Camila Cabello / C,XOXO


Mauvaise et bonne nouvelle concernant le nouvel album de Camila Cabello. La mauvaise nouvelle – même si elle n’est pas surprenante – est que « C,XOXO » ne fera pas non plus passer Cabello dans la prochaine ligue pop, malgré le soutien de l’ensemble de l’industrie. Son single principal, « I Luv It », a fait le buzz, notamment sur les réseaux sociaux, mais n’a produit aucun impact dans le monde réel. Le prochain single, ‘He Knows’, est passé complètement inaperçu malgré la collaboration de Lil Nas. Ils se disputent une relation.

La bonne nouvelle c’est que ‘C,XOXO’ a musicalement quelque chose à dire en misant sur un son qui s’écarte de la formule. La ressemblance de « I Luv It » avec n’importe quelle production de Charli XCX est évidente, mais son refrain grinçant finit par être drôle. Pas tellement le vers murmuré de l’artiste invité Playboi Carti, qui semble avoir improvisé son rôle sans trop de soin.

Ce qui ressort de « C,XOXO » est la clarté de ses influences.
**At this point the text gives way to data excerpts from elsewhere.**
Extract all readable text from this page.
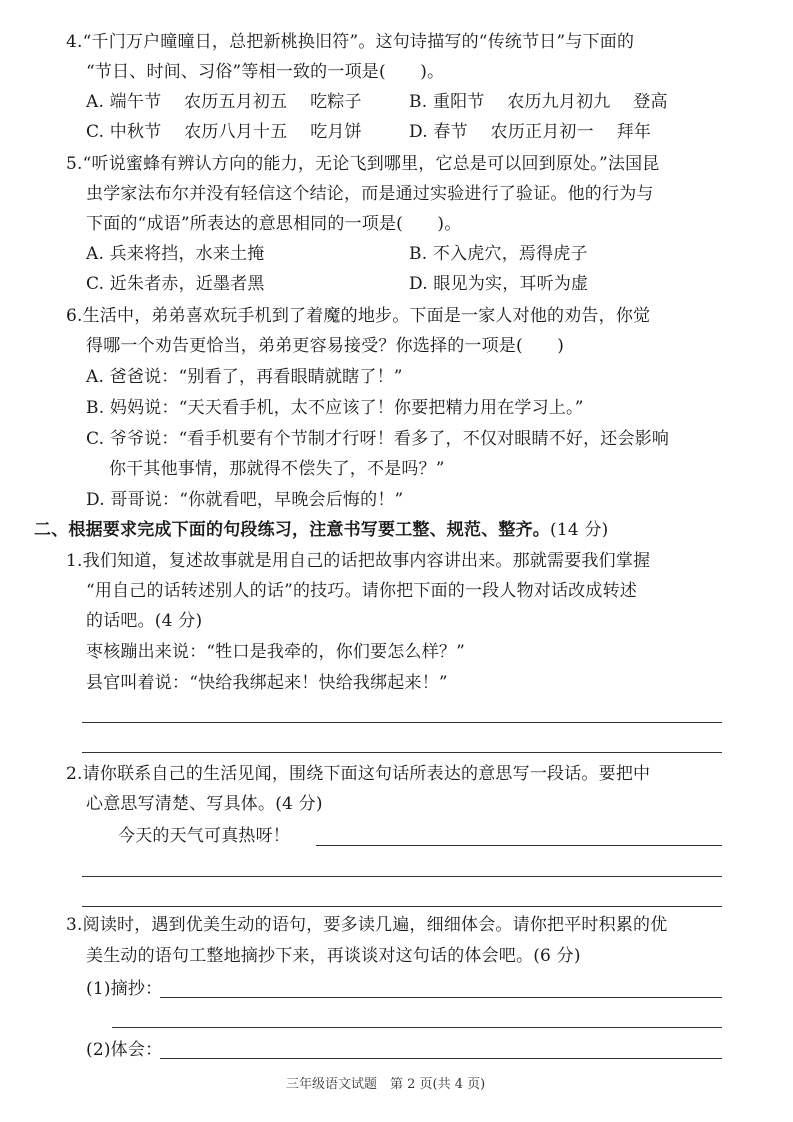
4.“千门万户曈曈日，总把新桃换旧符”。这句诗描写的“传统节日”与下面的
“节日、时间、习俗”等相一致的一项是(　　)。
A. 端午节　 农历五月初五　 吃粽子	B. 重阳节　 农历九月初九　 登高
C. 中秋节　 农历八月十五　 吃月饼	D. 春节　 农历正月初一　 拜年
5.“听说蜜蜂有辨认方向的能力，无论飞到哪里，它总是可以回到原处。”法国昆
虫学家法布尔并没有轻信这个结论，而是通过实验进行了验证。他的行为与
下面的“成语”所表达的意思相同的一项是(　　)。
A. 兵来将挡，水来土掩	B. 不入虎穴，焉得虎子
C. 近朱者赤，近墨者黑	D. 眼见为实，耳听为虚
6.生活中，弟弟喜欢玩手机到了着魔的地步。下面是一家人对他的劝告，你觉
得哪一个劝告更恰当，弟弟更容易接受？你选择的一项是(　　)
A. 爸爸说：“别看了，再看眼睛就瞎了！”
B. 妈妈说：“天天看手机，太不应该了！你要把精力用在学习上。”
C. 爷爷说：“看手机要有个节制才行呀！看多了，不仅对眼睛不好，还会影响
你干其他事情，那就得不偿失了，不是吗？”
D. 哥哥说：“你就看吧，早晚会后悔的！”
二、根据要求完成下面的句段练习，注意书写要工整、规范、整齐。(14 分)
1.我们知道，复述故事就是用自己的话把故事内容讲出来。那就需要我们掌握
“用自己的话转述别人的话”的技巧。请你把下面的一段人物对话改成转述
的话吧。(4 分)
枣核蹦出来说：“牲口是我牵的，你们要怎么样？”
县官叫着说：“快给我绑起来！快给我绑起来！”
2.请你联系自己的生活见闻，围绕下面这句话所表达的意思写一段话。要把中
心意思写清楚、写具体。(4 分)
今天的天气可真热呀！
3.阅读时，遇到优美生动的语句，要多读几遍，细细体会。请你把平时积累的优
美生动的语句工整地摘抄下来，再谈谈对这句话的体会吧。(6 分)
(1)摘抄：
(2)体会：
三年级语文试题　第 2 页(共 4 页)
Avec El Guincho et Jasper Harris, surtout, Cabello a créé un son frais et effervescent qui se retrouve dans l’esthétique de « MOTOMAMI », « Caprisongs », Frank Ocean et d’autres formes urbaines actuelles. La séquence de « C,XOXO » se veut à la fois libre et « rebelle », passant d’un style à l’autre sans trop de réflexion, et la conception sonore renonce délibérément à la netteté typique de la pop en optant pour un style – trompeusement – de maquette qui joue avec dissonance et laideur à des points précis. Par exemple, dans le piano de « Chanel No. 5 » ou dans les claviers désaccordés de « June Gloom ». Les intermèdes – 5 au total – ne semblent pas se soucier de savoir s’ils apportent quelque chose ou non.

Le concept de type journal intime, d’idées esquissées, de « C,XOXO » joue parfois en faveur de Camila et parfois non. Le début exubérant de l’album, notamment ‘He Knows’, qui flirte avec la house sud-africaine en intégrant un sample vertigineux d’Ojerime, nous emmenant dans les chaudes nuits de Miami dans lesquelles Camila puise son inspiration, laisse place à une ballade acoustique inattendue – et très belle. , ‘Twentysomethings’, et ce brusque changement de style est une réussite. Et ce qui est encore plus approprié, c’est que la chanson suivante est une déconstruction twerk intitulée « Dade County Dreaming » qui met les City Girls dans le rôle d’hôtesses scandaleuses.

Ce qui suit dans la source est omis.